3. IIED Claim and NIED Claim. These claims, asserted as Claim 3 and Claim 4, will be dismissed.

a. Severe Emotional Distress.

i. The elements of an intentional infliction of emotional distress claim are "1) extreme and outrageous conduct by the defendant 2) which is intended to and does in fact cause 3) severe emotional distress." Holloway v. Wachovia Bank & Trust Co., N.A., 452 S.E.2d 233, 240 (N.C. 1994) (quoting Dickens v. Puryear, 276 S.E.2d 325, 335 (N.C. 1981)).

ii. To state a claim of negligent infliction of emotional distress, a plaintiff must allege "(1) the defendant negligently engaged in conduct, (2) it was reasonably foreseeable that such conduct would cause the plaintiff severe emotional distress . . . and (3) the conduct did in fact cause the plaintiff severe emotional distress." Johnson v. Ruark Obstetrics & Gynecology Associates, P.A., 395 S.E.2d 85, 97 (N.C. 1990).
iii. A common element between an intentional infliction of emotional distress claim and a negligent infliction of emotional distress claim is severe emotional distress. The Defendant asserts that the IIED Claim and NIED Claim merely make bare allegations of severe emotional distress without alleging sufficient supporting facts, and that dismissal of the IIED Claim and NIED Claim is appropriate. See Vogler v. Countrywide Home Loans, Inc., 2010 U.S. Dist. LEXIS 88485, at *25 (M.D.N.C. Aug. 26, 2010).

iv. "'[S]evere emotional distress' has been defined as 'any emotional or mental disorder, such as, for example, neurosis, psychosis, chronic depression, phobia, or any other type of severe and disabling emotional or mental condition which may be generally recognized and diagnosed by professionals trained to do so.'" Pierce v. Atl. Group, Inc., 724 S.E.2d 568, 577 (N.C. Ct. App. 2012) (quoting Johnson, 395 S.E.2d at 97).
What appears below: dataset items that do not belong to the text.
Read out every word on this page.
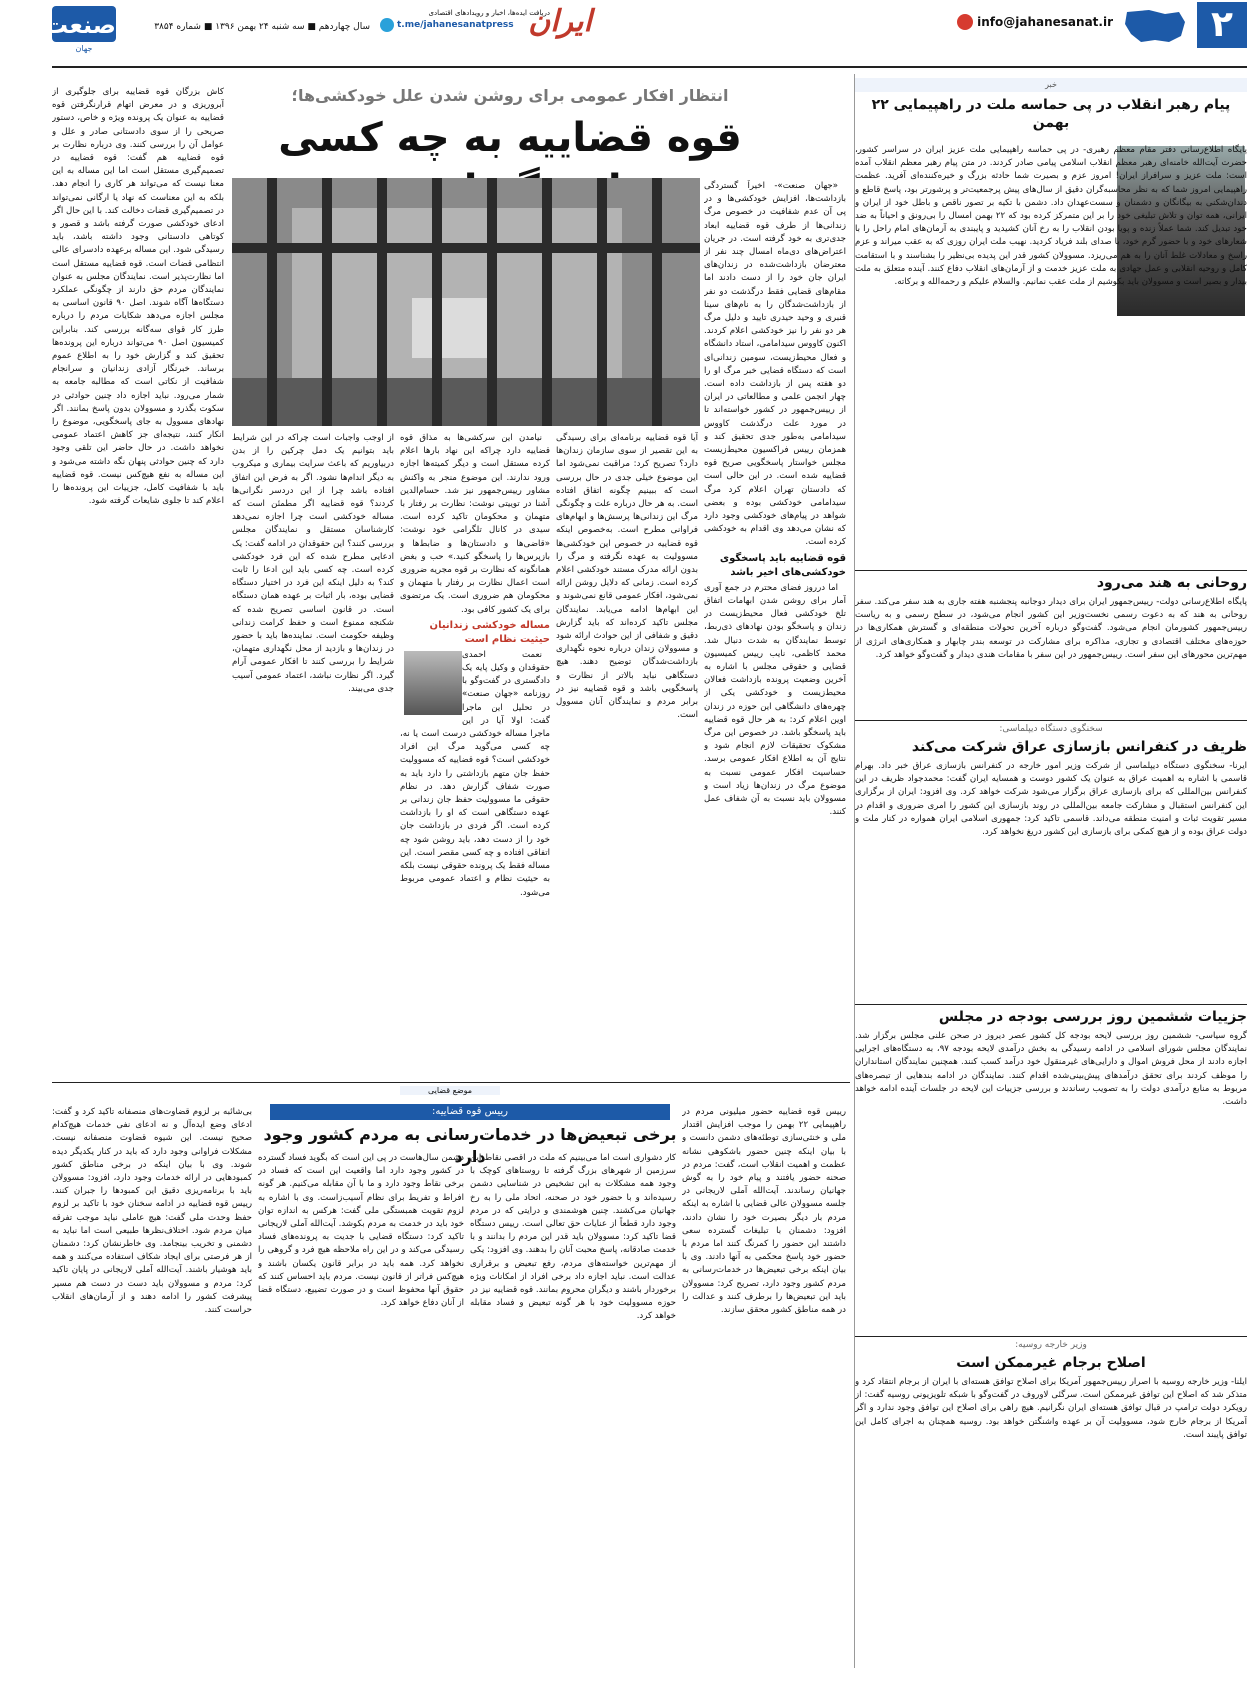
۲
info@jahanesanat.ir
ایران
دریافت ایده‌ها، اخبار و رویدادهای اقتصادی
t.me/jahanesanatpress
سال چهاردهم ■ سه شنبه ۲۴ بهمن ۱۳۹۶ ■ شماره ۳۸۵۴
صنعت
جهان
خبر
پیام رهبر انقلاب در پی حماسه ملت در راهپیمایی ۲۲ بهمن
پایگاه اطلاع‌رسانی دفتر مقام معظم رهبری- در پی حماسه راهپیمایی ملت عزیز ایران در سراسر کشور، حضرت آیت‌الله خامنه‌ای رهبر معظم انقلاب اسلامی پیامی صادر کردند. در متن پیام رهبر معظم انقلاب آمده است: ملت عزیز و سرافراز ایران! امروز عزم و بصیرت شما حادثه بزرگ و خیره‌کننده‌ای آفرید. عظمت راهپیمایی امروز شما که به نظر محاسبه‌گران دقیق از سال‌های پیش پرجمعیت‌تر و پرشورتر بود، پاسخ قاطع و دندان‌شکنی به بیگانگان و دشمنان و سست‌عهدان داد. دشمن با تکیه بر تصور ناقص و باطل خود از ایران و ایرانی، همه توان و تلاش تبلیغی خود را بر این متمرکز کرده بود که ۲۲ بهمن امسال را بی‌رونق و احیاناً به ضد خود تبدیل کند. شما عملاً زنده و پویا بودن انقلاب را به رخ آنان کشیدید و پایبندی به آرمان‌های امام راحل را با شعارهای خود و با حضور گرم خود، با صدای بلند فریاد کردید. نهیب ملت ایران روزی که به عقب میراند و عزم راسخ و معادلات غلط آنان را به هم می‌ریزد. مسوولان کشور قدر این پدیده بی‌نظیر را بشناسند و با استقامت کامل و روحیه انقلابی و عمل جهادی به ملت عزیز خدمت و از آرمان‌های انقلاب دفاع کنند. آینده متعلق به ملت بیدار و بصیر است و مسوولان باید بکوشیم از ملت عقب نمانیم. والسلام علیکم و رحمه‌الله و برکاته.
روحانی به هند می‌رود
پایگاه اطلاع‌رسانی دولت- رییس‌جمهور ایران برای دیدار دوجانبه پنجشنبه هفته جاری به هند سفر می‌کند. سفر روحانی به هند که به دعوت رسمی نخست‌وزیر این کشور انجام می‌شود، در سطح رسمی و به ریاست رییس‌جمهور کشورمان انجام می‌شود. گفت‌وگو درباره آخرین تحولات منطقه‌ای و گسترش همکاری‌ها در حوزه‌های مختلف اقتصادی و تجاری، مذاکره برای مشارکت در توسعه بندر چابهار و همکاری‌های انرژی از مهم‌ترین محورهای این سفر است. رییس‌جمهور در این سفر با مقامات هندی دیدار و گفت‌وگو خواهد کرد.
سخنگوی دستگاه دیپلماسی:
ظریف در کنفرانس بازسازی عراق شرکت می‌کند
ایرنا- سخنگوی دستگاه دیپلماسی از شرکت وزیر امور خارجه در کنفرانس بازسازی عراق خبر داد. بهرام قاسمی با اشاره به اهمیت عراق به عنوان یک کشور دوست و همسایه ایران گفت: محمدجواد ظریف در این کنفرانس بین‌المللی که برای بازسازی عراق برگزار می‌شود شرکت خواهد کرد. وی افزود: ایران از برگزاری این کنفرانس استقبال و مشارکت جامعه بین‌المللی در روند بازسازی این کشور را امری ضروری و اقدام در مسیر تقویت ثبات و امنیت منطقه می‌داند. قاسمی تاکید کرد: جمهوری اسلامی ایران همواره در کنار ملت و دولت عراق بوده و از هیچ کمکی برای بازسازی این کشور دریغ نخواهد کرد.
جزییات ششمین روز بررسی بودجه در مجلس
گروه سیاسی- ششمین روز بررسی لایحه بودجه کل کشور عصر دیروز در صحن علنی مجلس برگزار شد. نمایندگان مجلس شورای اسلامی در ادامه رسیدگی به بخش درآمدی لایحه بودجه ۹۷، به دستگاه‌های اجرایی اجازه دادند از محل فروش اموال و دارایی‌های غیرمنقول خود درآمد کسب کنند. همچنین نمایندگان استانداران را موظف کردند برای تحقق درآمدهای پیش‌بینی‌شده اقدام کنند. نمایندگان در ادامه بندهایی از تبصره‌های مربوط به منابع درآمدی دولت را به تصویب رساندند و بررسی جزییات این لایحه در جلسات آینده ادامه خواهد داشت.
وزیر خارجه روسیه:
اصلاح برجام غیرممکن است
ایلنا- وزیر خارجه روسیه با اصرار رییس‌جمهور آمریکا برای اصلاح توافق هسته‌ای با ایران از برجام انتقاد کرد و متذکر شد که اصلاح این توافق غیرممکن است. سرگئی لاوروف در گفت‌وگو با شبکه تلویزیونی روسیه گفت: از رویکرد دولت ترامپ در قبال توافق هسته‌ای ایران نگرانیم. هیچ راهی برای اصلاح این توافق وجود ندارد و اگر آمریکا از برجام خارج شود، مسوولیت آن بر عهده واشنگتن خواهد بود. روسیه همچنان به اجرای کامل این توافق پایبند است.
انتظار افکار عمومی برای روشن شدن علل خودکشی‌ها؛
قوه قضاییه به چه کسی

«جهان صنعت»- اخیراً گستردگی بازداشت‌ها، افزایش خودکشی‌ها و در پی آن عدم شفافیت در خصوص مرگ زندانی‌ها از طرف قوه قضاییه ابعاد جدی‌تری به خود گرفته است. در جریان اعتراض‌های دی‌ماه امسال چند نفر از معترضان بازداشت‌شده در زندان‌های ایران جان خود را از دست دادند اما مقام‌های قضایی فقط درگذشت دو نفر از بازداشت‌شدگان را به نام‌های سینا قنبری و وحید حیدری تایید و دلیل مرگ هر دو نفر را نیز خودکشی اعلام کردند. اکنون کاووس سیدامامی، استاد دانشگاه و فعال محیط‌زیست، سومین زندانی‌ای است که دستگاه قضایی خبر مرگ او را دو هفته پس از بازداشت داده است. چهار انجمن علمی و مطالعاتی در ایران از رییس‌جمهور در کشور خواسته‌اند تا در مورد علت درگذشت کاووس سیدامامی به‌طور جدی تحقیق کند و همزمان رییس فراکسیون محیط‌زیست مجلس خواستار پاسخگویی صریح قوه قضاییه شده است. در این حالی است که دادستان تهران اعلام کرد مرگ سیدامامی خودکشی بوده و بعضی شواهد در پیام‌های خودکشی وجود دارد که نشان می‌دهد وی اقدام به خودکشی کرده است.

قوه قضاییه باید پاسخگوی خودکشی‌های اخیر باشد

اما درروز فضای محترم در جمع آوری آمار برای روشن شدن ابهامات اتفاق تلخ خودکشی فعال محیط‌زیست در زندان و پاسخگو بودن نهادهای ذی‌ربط، توسط نمایندگان به شدت دنبال شد. محمد کاظمی، نایب رییس کمیسیون قضایی و حقوقی مجلس با اشاره به آخرین وضعیت پرونده بازداشت فعالان محیط‌زیست و خودکشی یکی از چهره‌های دانشگاهی این حوزه در زندان اوین اعلام کرد: به هر حال قوه قضاییه باید پاسخگو باشد. در خصوص این مرگ مشکوک تحقیقات لازم انجام شود و نتایج آن به اطلاع افکار عمومی برسد. حساسیت افکار عمومی نسبت به موضوع مرگ در زندان‌ها زیاد است و مسوولان باید نسبت به آن شفاف عمل کنند.

آیا قوه قضاییه برنامه‌ای برای رسیدگی به این تقصیر از سوی سازمان زندان‌ها دارد؟ تصریح کرد: مراقبت نمی‌شود اما این موضوع خیلی جدی در حال بررسی است که ببینیم چگونه اتفاق افتاده است. به هر حال درباره علت و چگونگی مرگ این زندانی‌ها پرسش‌ها و ابهام‌های فراوانی مطرح است. به‌خصوص اینکه قوه قضاییه در خصوص این خودکشی‌ها مسوولیت به عهده نگرفته و مرگ را بدون ارائه مدرک مستند خودکشی اعلام کرده است. زمانی که دلایل روشن ارائه نمی‌شود، افکار عمومی قانع نمی‌شوند و این ابهام‌ها ادامه می‌یابد. نمایندگان مجلس تاکید کرده‌اند که باید گزارش دقیق و شفافی از این حوادث ارائه شود و مسوولان زندان درباره نحوه نگهداری بازداشت‌شدگان توضیح دهند. هیچ دستگاهی نباید بالاتر از نظارت و پاسخگویی باشد و قوه قضاییه نیز در برابر مردم و نمایندگان آنان مسوول است.

نیامدن این سرکشی‌ها به مذاق قوه قضاییه دارد چراکه این نهاد بارها اعلام کرده مستقل است و دیگر کمیته‌ها اجازه ورود ندارند. این موضوع منجر به واکنش مشاور رییس‌جمهور نیز شد. حسام‌الدین آشنا در توییتی نوشت: نظارت بر رفتار با متهمان و محکومان تاکید کرده است. سیدی در کانال تلگرامی خود نوشت: «قاضی‌ها و دادستان‌ها و ضابط‌ها و بازپرس‌ها را پاسخگو کنید.» حب و بغض همانگونه که نظارت بر قوه مجریه ضروری است اعمال نظارت بر رفتار با متهمان و محکومان هم ضروری است. یک مرتضوی برای یک کشور کافی بود.

مساله خودکشی زندانیان حیثیت نظام است

نعمت احمدی حقوقدان و وکیل پایه یک دادگستری در گفت‌وگو با روزنامه «جهان صنعت» در تحلیل این ماجرا گفت: اولا آیا در این ماجرا مساله خودکشی درست است یا نه، چه کسی می‌گوید مرگ این افراد خودکشی است؟ قوه قضاییه که مسوولیت حفظ جان متهم بازداشتی را دارد باید به صورت شفاف گزارش دهد. در نظام حقوقی ما مسوولیت حفظ جان زندانی بر عهده دستگاهی است که او را بازداشت کرده است. اگر فردی در بازداشت جان خود را از دست دهد، باید روشن شود چه اتفاقی افتاده و چه کسی مقصر است. این مساله فقط یک پرونده حقوقی نیست بلکه به حیثیت نظام و اعتماد عمومی مربوط می‌شود.

از اوجب واجبات است چراکه در این شرایط باید بتوانیم یک دمل چرکین را از بدن دربیاوریم که باعث سرایت بیماری و میکروب به دیگر اندام‌ها نشود. اگر به فرض این اتفاق افتاده باشد چرا از این دردسر نگرانی‌ها کردند؟ قوه قضاییه اگر مطمئن است که مساله خودکشی است چرا اجازه نمی‌دهد کارشناسان مستقل و نمایندگان مجلس بررسی کنند؟ این حقوقدان در ادامه گفت: یک ادعایی مطرح شده که این فرد خودکشی کرده است. چه کسی باید این ادعا را ثابت کند؟ به دلیل اینکه این فرد در اختیار دستگاه قضایی بوده، بار اثبات بر عهده همان دستگاه است. در قانون اساسی تصریح شده که شکنجه ممنوع است و حفظ کرامت زندانی وظیفه حکومت است. نماینده‌ها باید با حضور در زندان‌ها و بازدید از محل نگهداری متهمان، شرایط را بررسی کنند تا افکار عمومی آرام گیرد. اگر نظارت نباشد، اعتماد عمومی آسیب جدی می‌بیند.
کاش بزرگان قوه قضاییه برای جلوگیری از آبروریزی و در معرض اتهام قرارنگرفتن قوه قضاییه به عنوان یک پرونده ویژه و خاص، دستور صریحی را از سوی دادستانی صادر و علل و عوامل آن را بررسی کنند. وی درباره نظارت بر قوه قضاییه هم گفت: قوه قضاییه در تصمیم‌گیری مستقل است اما این مساله به این معنا نیست که می‌تواند هر کاری را انجام دهد. بلکه به این معناست که نهاد یا ارگانی نمی‌تواند در تصمیم‌گیری قضات دخالت کند. با این حال اگر ادعای خودکشی صورت گرفته باشد و قصور و کوتاهی دادستانی وجود داشته باشد، باید رسیدگی شود. این مساله برعهده دادسرای عالی انتظامی قضات است. قوه قضاییه مستقل است اما نظارت‌پذیر است. نمایندگان مجلس به عنوان نمایندگان مردم حق دارند از چگونگی عملکرد دستگاه‌ها آگاه شوند. اصل ۹۰ قانون اساسی به مجلس اجازه می‌دهد شکایات مردم را درباره طرز کار قوای سه‌گانه بررسی کند. بنابراین کمیسیون اصل ۹۰ می‌تواند درباره این پرونده‌ها تحقیق کند و گزارش خود را به اطلاع عموم برساند. خبرنگار آزادی زندانیان و سرانجام شفافیت از نکاتی است که مطالبه جامعه به شمار می‌رود. نباید اجازه داد چنین حوادثی در سکوت بگذرد و مسوولان بدون پاسخ بمانند. اگر نهادهای مسوول به جای پاسخگویی، موضوع را انکار کنند، نتیجه‌ای جز کاهش اعتماد عمومی نخواهد داشت. در حال حاضر این تلقی وجود دارد که چنین حوادثی پنهان نگه داشته می‌شود و این مساله به نفع هیچ‌کس نیست. قوه قضاییه باید با شفافیت کامل، جزییات این پرونده‌ها را اعلام کند تا جلوی شایعات گرفته شود.
موضع قضایی
رییس قوه قضاییه:
برخی تبعیض‌ها در خدمات‌رسانی به مردم کشور وجود دارد
رییس قوه قضاییه حضور میلیونی مردم در راهپیمایی ۲۲ بهمن را موجب افزایش اقتدار ملی و خنثی‌سازی توطئه‌های دشمن دانست و با بیان اینکه چنین حضور باشکوهی نشانه عظمت و اهمیت انقلاب است، گفت: مردم در صحنه حضور یافتند و پیام خود را به گوش جهانیان رساندند. آیت‌الله آملی لاریجانی در جلسه مسوولان عالی قضایی با اشاره به اینکه مردم بار دیگر بصیرت خود را نشان دادند، افزود: دشمنان با تبلیغات گسترده سعی داشتند این حضور را کمرنگ کنند اما مردم با حضور خود پاسخ محکمی به آنها دادند. وی با بیان اینکه برخی تبعیض‌ها در خدمات‌رسانی به مردم کشور وجود دارد، تصریح کرد: مسوولان باید این تبعیض‌ها را برطرف کنند و عدالت را در همه مناطق کشور محقق سازند.
کار دشواری است اما می‌بینیم که ملت در اقصی نقاط این سرزمین از شهرهای بزرگ گرفته تا روستاهای کوچک با وجود همه مشکلات به این تشخیص در شناسایی دشمن رسیده‌اند و با حضور خود در صحنه، اتحاد ملی را به رخ جهانیان می‌کشند. چنین هوشمندی و درایتی که در مردم وجود دارد قطعاً از عنایات حق تعالی است. رییس دستگاه قضا تاکید کرد: مسوولان باید قدر این مردم را بدانند و با خدمت صادقانه، پاسخ محبت آنان را بدهند. وی افزود: یکی از مهم‌ترین خواسته‌های مردم، رفع تبعیض و برقراری عدالت است. نباید اجازه داد برخی افراد از امکانات ویژه برخوردار باشند و دیگران محروم بمانند. قوه قضاییه نیز در حوزه مسوولیت خود با هر گونه تبعیض و فساد مقابله خواهد کرد.
دشمن سال‌هاست در پی این است که بگوید فساد گسترده در کشور وجود دارد اما واقعیت این است که فساد در برخی نقاط وجود دارد و ما با آن مقابله می‌کنیم. هر گونه افراط و تفریط برای نظام آسیب‌زاست. وی با اشاره به لزوم تقویت همبستگی ملی گفت: هرکس به اندازه توان خود باید در خدمت به مردم بکوشد. آیت‌الله آملی لاریجانی تاکید کرد: دستگاه قضایی با جدیت به پرونده‌های فساد رسیدگی می‌کند و در این راه ملاحظه هیچ فرد و گروهی را نخواهد کرد. همه باید در برابر قانون یکسان باشند و هیچ‌کس فراتر از قانون نیست. مردم باید احساس کنند که حقوق آنها محفوظ است و در صورت تضییع، دستگاه قضا از آنان دفاع خواهد کرد.
بی‌شائبه بر لزوم قضاوت‌های منصفانه تاکید کرد و گفت: ادعای وضع ایده‌آل و نه ادعای نفی خدمات هیچ‌کدام صحیح نیست. این شیوه قضاوت منصفانه نیست. مشکلات فراوانی وجود دارد که باید در کنار یکدیگر دیده شوند. وی با بیان اینکه در برخی مناطق کشور کمبودهایی در ارائه خدمات وجود دارد، افزود: مسوولان باید با برنامه‌ریزی دقیق این کمبودها را جبران کنند. رییس قوه قضاییه در ادامه سخنان خود با تاکید بر لزوم حفظ وحدت ملی گفت: هیچ عاملی نباید موجب تفرقه میان مردم شود. اختلاف‌نظرها طبیعی است اما نباید به دشمنی و تخریب بینجامد. وی خاطرنشان کرد: دشمنان از هر فرصتی برای ایجاد شکاف استفاده می‌کنند و همه باید هوشیار باشند. آیت‌الله آملی لاریجانی در پایان تاکید کرد: مردم و مسوولان باید دست در دست هم مسیر پیشرفت کشور را ادامه دهند و از آرمان‌های انقلاب حراست کنند.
v. A complaint need not provide an exhaustive account of the distress a plaintiff has allegedly suffered or evidence of a medical diagnosis and treatment in order to survive a motion to dismiss. See Owens v. Dixie Motor Co., 2013 U.S. Dist. LEXIS 97046, at *11 (E.D.N.C. July 11, 2013). "Where plaintiffs allege fear, anxiety, depression, neurosis, phobia and paranoia as a result of [a defendant's] conduct, plaintiffs state sufficient facts to show "severe emotional distress" under North Carolina law." Owens, 2013 U.S. Dist. LEXIS 97046, at *12 (finding that plaintiff need not assert a medical diagnosis to sufficiently allege severe emotional distress caused by defendant inmate who called from jail to tell plaintiff he had her social security number and other personal information). However, "[a]llegations
that do not identify a recognized and diagnosable mental or emotional disorder are not sufficient." Waggett v. Select Portfolio Servicing, Inc. (In re Waggett), 2015 Bankr. LEXIS 840, at *39 (Bankr. E.D.N.C. Mar. 17, 2015).

vi. The Plaintiffs allege in Paragraph 116 of the Complaint that they endured "mental suffering, shock, anxiety, grief . . . [and] nervousness" as a result of the Defendant's actions. These assertions are insufficient to establish that the Plaintiffs suffered any sort of "disabling emotional or mental condition" that would constitute severe emotional distress. Pierce, 724 S.E.2d at 577; Waggett, 2015 Bankr. LEXIS 840, at *40. Because the Plaintiffs have failed to allege sufficient facts to establish the element of severe emotional distress, the IIED Claim and NIED Claim, as filed, cannot survive the Motion to Dismiss.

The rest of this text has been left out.